Qubole incident

Spark and Presto query failures

Critical Resolved View vendor source →

Qubole experienced a critical incident on April 22, 2021 affecting QDS API and Command Processing and 1 more component, lasting 5d 7h. The incident has been resolved; the full update timeline is below.

Started
Apr 22, 2021, 12:52 PM UTC
Resolved
Apr 27, 2021, 08:45 PM UTC
Duration
5d 7h
Detected by Pingoru
Apr 22, 2021, 12:52 PM UTC

Affected components

QDS APICommand ProcessingQubole SchedulerCluster Operations

Update timeline

  1. investigating Apr 22, 2021, 12:52 PM UTC

    Spark and Presto queries run in in.qubole.com may stall, returning Pending or Queued status. Devops is investigating.

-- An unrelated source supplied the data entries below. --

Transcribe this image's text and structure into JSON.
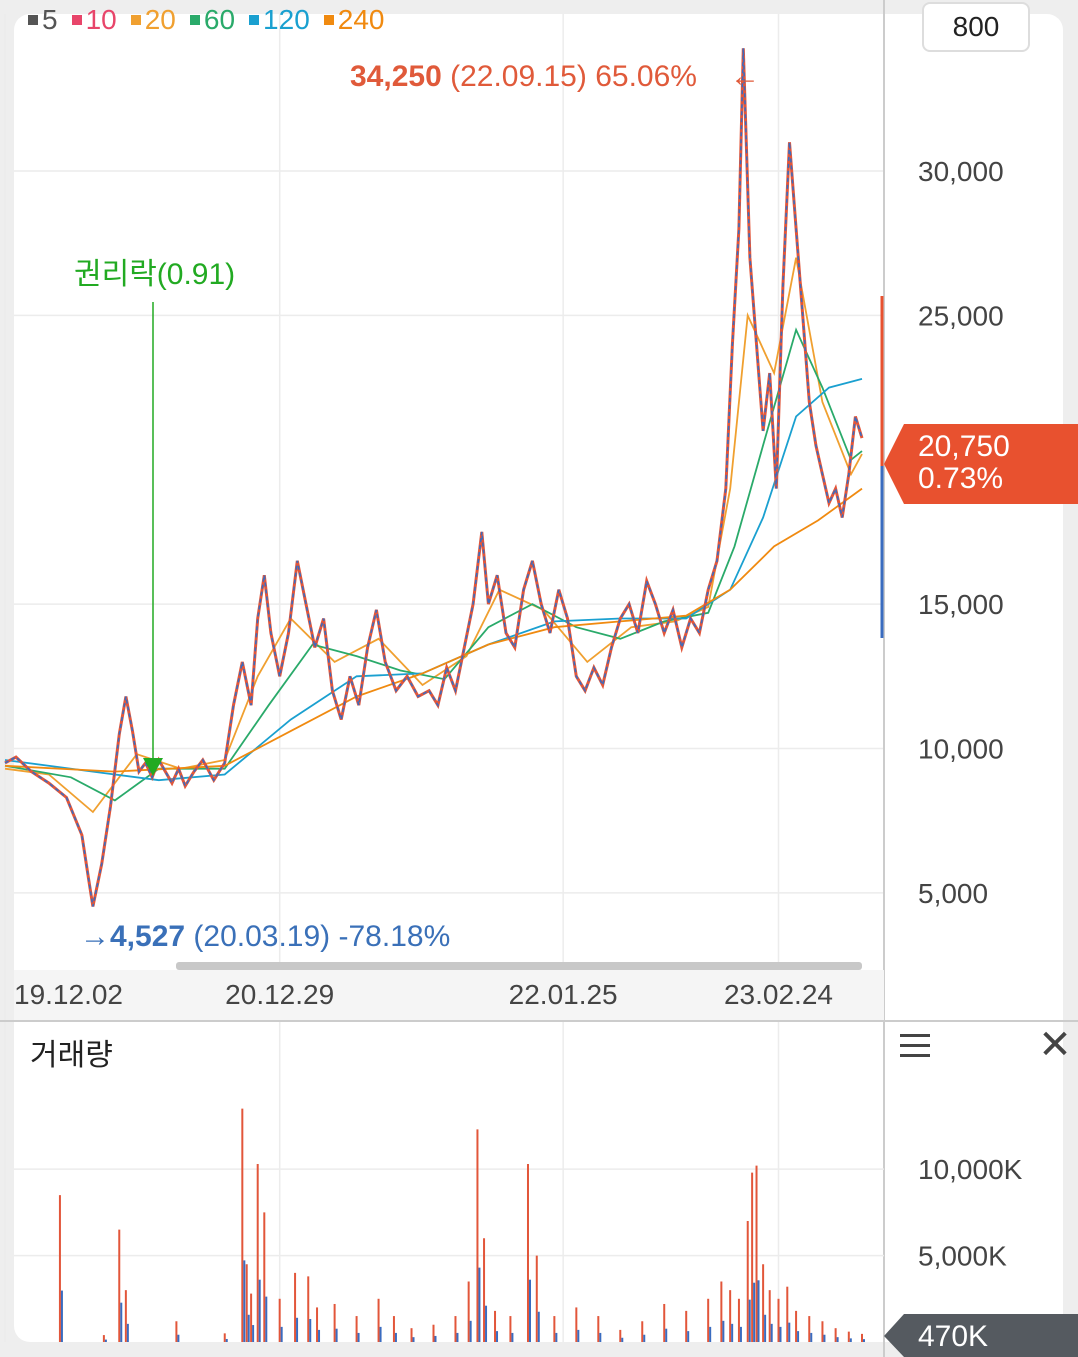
{
  "ma_legend": [
    {
      "label": "5",
      "color": "#555555"
    },
    {
      "label": "10",
      "color": "#e8456a"
    },
    {
      "label": "20",
      "color": "#f0a030"
    },
    {
      "label": "60",
      "color": "#2aaa6a"
    },
    {
      "label": "120",
      "color": "#1aa0d0"
    },
    {
      "label": "240",
      "color": "#f08a10"
    }
  ],
  "top_scale": "800",
  "current_price": {
    "value": "20,750",
    "change": "0.73%",
    "color": "#e8512f"
  },
  "annotations": {
    "high": {
      "value": "34,250",
      "detail": "(22.09.15) 65.06%",
      "arrow": "←",
      "color": "#e05a3a"
    },
    "low": {
      "arrow": "→",
      "value": "4,527",
      "detail": "(20.03.19) -78.18%",
      "color": "#3a70b8"
    },
    "rights": {
      "label": "권리락(0.91)",
      "color": "#22aa22"
    }
  },
  "volume": {
    "title": "거래량",
    "current": "470K"
  },
  "chart_data": [
    {
      "type": "line",
      "name": "price",
      "x_labels": [
        "19.12.02",
        "20.12.29",
        "22.01.25",
        "23.02.24"
      ],
      "y_ticks": [
        5000,
        10000,
        15000,
        25000,
        30000
      ],
      "y_tick_labels": [
        "5,000",
        "10,000",
        "15,000",
        "25,000",
        "30,000"
      ],
      "ylim": [
        2500,
        33500
      ],
      "grid": true,
      "price_points": [
        [
          0,
          9500
        ],
        [
          5,
          9700
        ],
        [
          12,
          9200
        ],
        [
          20,
          8800
        ],
        [
          28,
          8300
        ],
        [
          35,
          7000
        ],
        [
          38,
          5500
        ],
        [
          40,
          4527
        ],
        [
          44,
          6000
        ],
        [
          48,
          8000
        ],
        [
          52,
          10500
        ],
        [
          55,
          11800
        ],
        [
          58,
          10600
        ],
        [
          61,
          9200
        ],
        [
          64,
          9500
        ],
        [
          67,
          9000
        ],
        [
          70,
          9600
        ],
        [
          73,
          9200
        ],
        [
          76,
          8800
        ],
        [
          79,
          9300
        ],
        [
          82,
          8700
        ],
        [
          86,
          9200
        ],
        [
          90,
          9600
        ],
        [
          95,
          8900
        ],
        [
          100,
          9500
        ],
        [
          104,
          11500
        ],
        [
          108,
          13000
        ],
        [
          112,
          11500
        ],
        [
          115,
          14500
        ],
        [
          118,
          16000
        ],
        [
          121,
          14000
        ],
        [
          125,
          12500
        ],
        [
          129,
          14000
        ],
        [
          133,
          16500
        ],
        [
          137,
          15000
        ],
        [
          141,
          13500
        ],
        [
          145,
          14500
        ],
        [
          149,
          12000
        ],
        [
          153,
          11000
        ],
        [
          157,
          12500
        ],
        [
          161,
          11500
        ],
        [
          165,
          13500
        ],
        [
          169,
          14800
        ],
        [
          173,
          13000
        ],
        [
          178,
          12000
        ],
        [
          183,
          12500
        ],
        [
          188,
          11800
        ],
        [
          193,
          12000
        ],
        [
          197,
          11500
        ],
        [
          201,
          12800
        ],
        [
          205,
          12000
        ],
        [
          209,
          13500
        ],
        [
          213,
          15000
        ],
        [
          217,
          17500
        ],
        [
          220,
          15000
        ],
        [
          224,
          16000
        ],
        [
          228,
          14000
        ],
        [
          232,
          13500
        ],
        [
          236,
          15500
        ],
        [
          240,
          16500
        ],
        [
          244,
          15000
        ],
        [
          248,
          14000
        ],
        [
          252,
          15500
        ],
        [
          256,
          14500
        ],
        [
          260,
          12500
        ],
        [
          264,
          12000
        ],
        [
          268,
          12800
        ],
        [
          272,
          12200
        ],
        [
          276,
          13500
        ],
        [
          280,
          14500
        ],
        [
          284,
          15000
        ],
        [
          288,
          14000
        ],
        [
          292,
          15800
        ],
        [
          296,
          15000
        ],
        [
          300,
          14000
        ],
        [
          304,
          14800
        ],
        [
          308,
          13500
        ],
        [
          312,
          14500
        ],
        [
          316,
          14000
        ],
        [
          320,
          15500
        ],
        [
          324,
          16500
        ],
        [
          328,
          19000
        ],
        [
          331,
          24000
        ],
        [
          334,
          28000
        ],
        [
          336,
          34250
        ],
        [
          339,
          27000
        ],
        [
          342,
          24000
        ],
        [
          345,
          21000
        ],
        [
          348,
          23000
        ],
        [
          351,
          19000
        ],
        [
          354,
          26000
        ],
        [
          357,
          31000
        ],
        [
          360,
          28000
        ],
        [
          363,
          25000
        ],
        [
          366,
          22000
        ],
        [
          369,
          20500
        ],
        [
          372,
          19500
        ],
        [
          375,
          18500
        ],
        [
          378,
          19000
        ],
        [
          381,
          18000
        ],
        [
          384,
          19500
        ],
        [
          387,
          21500
        ],
        [
          390,
          20750
        ]
      ],
      "ma_paths": [
        {
          "name": "20",
          "points": [
            [
              0,
              9300
            ],
            [
              20,
              9100
            ],
            [
              40,
              7800
            ],
            [
              60,
              9800
            ],
            [
              80,
              9300
            ],
            [
              100,
              9600
            ],
            [
              115,
              12500
            ],
            [
              130,
              14500
            ],
            [
              150,
              13000
            ],
            [
              170,
              13800
            ],
            [
              190,
              12200
            ],
            [
              210,
              13200
            ],
            [
              225,
              15500
            ],
            [
              245,
              14800
            ],
            [
              265,
              13000
            ],
            [
              285,
              14200
            ],
            [
              305,
              14400
            ],
            [
              320,
              14900
            ],
            [
              330,
              19000
            ],
            [
              338,
              25000
            ],
            [
              350,
              23000
            ],
            [
              360,
              27000
            ],
            [
              372,
              22000
            ],
            [
              385,
              19500
            ],
            [
              390,
              20200
            ]
          ]
        },
        {
          "name": "60",
          "points": [
            [
              0,
              9400
            ],
            [
              30,
              9000
            ],
            [
              50,
              8200
            ],
            [
              70,
              9300
            ],
            [
              100,
              9300
            ],
            [
              120,
              11500
            ],
            [
              140,
              13600
            ],
            [
              160,
              13200
            ],
            [
              180,
              12700
            ],
            [
              200,
              12400
            ],
            [
              220,
              14200
            ],
            [
              240,
              15000
            ],
            [
              260,
              14200
            ],
            [
              280,
              13800
            ],
            [
              300,
              14400
            ],
            [
              320,
              14700
            ],
            [
              332,
              17000
            ],
            [
              345,
              20500
            ],
            [
              360,
              24500
            ],
            [
              372,
              22500
            ],
            [
              385,
              20000
            ],
            [
              390,
              20300
            ]
          ]
        },
        {
          "name": "120",
          "points": [
            [
              0,
              9600
            ],
            [
              40,
              9200
            ],
            [
              70,
              8900
            ],
            [
              100,
              9100
            ],
            [
              130,
              11000
            ],
            [
              160,
              12500
            ],
            [
              190,
              12600
            ],
            [
              220,
              13600
            ],
            [
              250,
              14400
            ],
            [
              280,
              14500
            ],
            [
              310,
              14500
            ],
            [
              330,
              15500
            ],
            [
              345,
              18000
            ],
            [
              360,
              21500
            ],
            [
              375,
              22500
            ],
            [
              390,
              22800
            ]
          ]
        },
        {
          "name": "240",
          "points": [
            [
              0,
              9400
            ],
            [
              50,
              9200
            ],
            [
              100,
              9400
            ],
            [
              130,
              10600
            ],
            [
              160,
              11800
            ],
            [
              190,
              12600
            ],
            [
              220,
              13600
            ],
            [
              250,
              14200
            ],
            [
              280,
              14400
            ],
            [
              310,
              14600
            ],
            [
              330,
              15500
            ],
            [
              350,
              17000
            ],
            [
              370,
              17900
            ],
            [
              390,
              19000
            ]
          ]
        }
      ]
    },
    {
      "type": "bar",
      "name": "volume",
      "y_ticks": [
        5000,
        10000
      ],
      "y_tick_labels": [
        "5,000K",
        "10,000K"
      ],
      "ylim": [
        0,
        14000
      ],
      "bars": [
        [
          25,
          8500
        ],
        [
          45,
          400
        ],
        [
          52,
          6500
        ],
        [
          55,
          3000
        ],
        [
          78,
          1200
        ],
        [
          100,
          500
        ],
        [
          108,
          13500
        ],
        [
          110,
          4500
        ],
        [
          112,
          2800
        ],
        [
          115,
          10300
        ],
        [
          118,
          7500
        ],
        [
          125,
          2500
        ],
        [
          132,
          4000
        ],
        [
          138,
          3800
        ],
        [
          142,
          2000
        ],
        [
          150,
          2200
        ],
        [
          160,
          1500
        ],
        [
          170,
          2500
        ],
        [
          177,
          1500
        ],
        [
          185,
          800
        ],
        [
          195,
          1000
        ],
        [
          205,
          1500
        ],
        [
          211,
          3500
        ],
        [
          215,
          12300
        ],
        [
          218,
          6000
        ],
        [
          223,
          1800
        ],
        [
          230,
          1500
        ],
        [
          238,
          10300
        ],
        [
          242,
          5000
        ],
        [
          250,
          1500
        ],
        [
          260,
          2000
        ],
        [
          270,
          1500
        ],
        [
          280,
          700
        ],
        [
          290,
          1200
        ],
        [
          300,
          2200
        ],
        [
          310,
          1800
        ],
        [
          320,
          2500
        ],
        [
          326,
          3500
        ],
        [
          330,
          3000
        ],
        [
          334,
          2500
        ],
        [
          338,
          7000
        ],
        [
          340,
          9800
        ],
        [
          342,
          10200
        ],
        [
          345,
          4500
        ],
        [
          348,
          3000
        ],
        [
          352,
          2500
        ],
        [
          356,
          3200
        ],
        [
          360,
          1800
        ],
        [
          366,
          1500
        ],
        [
          372,
          1200
        ],
        [
          378,
          800
        ],
        [
          384,
          600
        ],
        [
          390,
          470
        ]
      ]
    }
  ]
}
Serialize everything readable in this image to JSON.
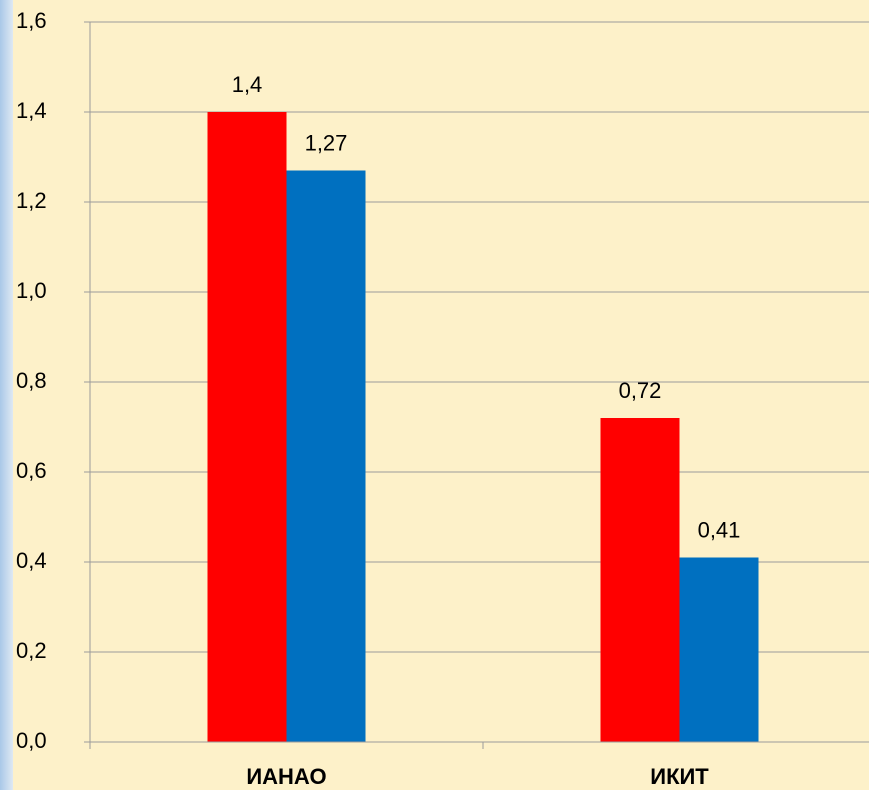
{
  "chart_data": {
    "type": "bar",
    "categories": [
      "ИАНАО",
      "ИКИТ"
    ],
    "series": [
      {
        "color": "#ff0000",
        "values": [
          1.4,
          0.72
        ],
        "value_labels": [
          "1,4",
          "0,72"
        ]
      },
      {
        "color": "#0070c0",
        "values": [
          1.27,
          0.41
        ],
        "value_labels": [
          "1,27",
          "0,41"
        ]
      }
    ],
    "ylim": [
      0,
      1.6
    ],
    "yticks": [
      {
        "value": 0,
        "label": "0,0"
      },
      {
        "value": 0.2,
        "label": "0,2"
      },
      {
        "value": 0.4,
        "label": "0,4"
      },
      {
        "value": 0.6,
        "label": "0,6"
      },
      {
        "value": 0.8,
        "label": "0,8"
      },
      {
        "value": 1.0,
        "label": "1,0"
      },
      {
        "value": 1.2,
        "label": "1,2"
      },
      {
        "value": 1.4,
        "label": "1,4"
      },
      {
        "value": 1.6,
        "label": "1,6"
      }
    ],
    "grid": true
  }
}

  2. investigating Apr 22, 2021, 02:56 PM UTC

    We are continuing to investigate this issue.

  3. monitoring Apr 23, 2021, 06:07 PM UTC

    Devops is monitoring its latest fix -- this should be resolved. Additional information about the resolution will be added after monitoring.

  4. monitoring Apr 25, 2021, 11:44 AM UTC

    We are continuing to monitor for any further issues.

  5. monitoring Apr 25, 2021, 11:47 AM UTC

    An additional incidence of stalled operations was reported yesterday evening (4/24), which have since cleared. Devops is looking into a root cause for the stall, so that a more permanent fix can be applied.

  6. monitoring Apr 26, 2021, 05:51 AM UTC

    We are continuing to monitor for any further issues.

  7. resolved Apr 27, 2021, 08:45 PM UTC

    Devops expects operational issues to be resolved. After restarting discovery, they needed to augment client nodes to serve the scope of traffic.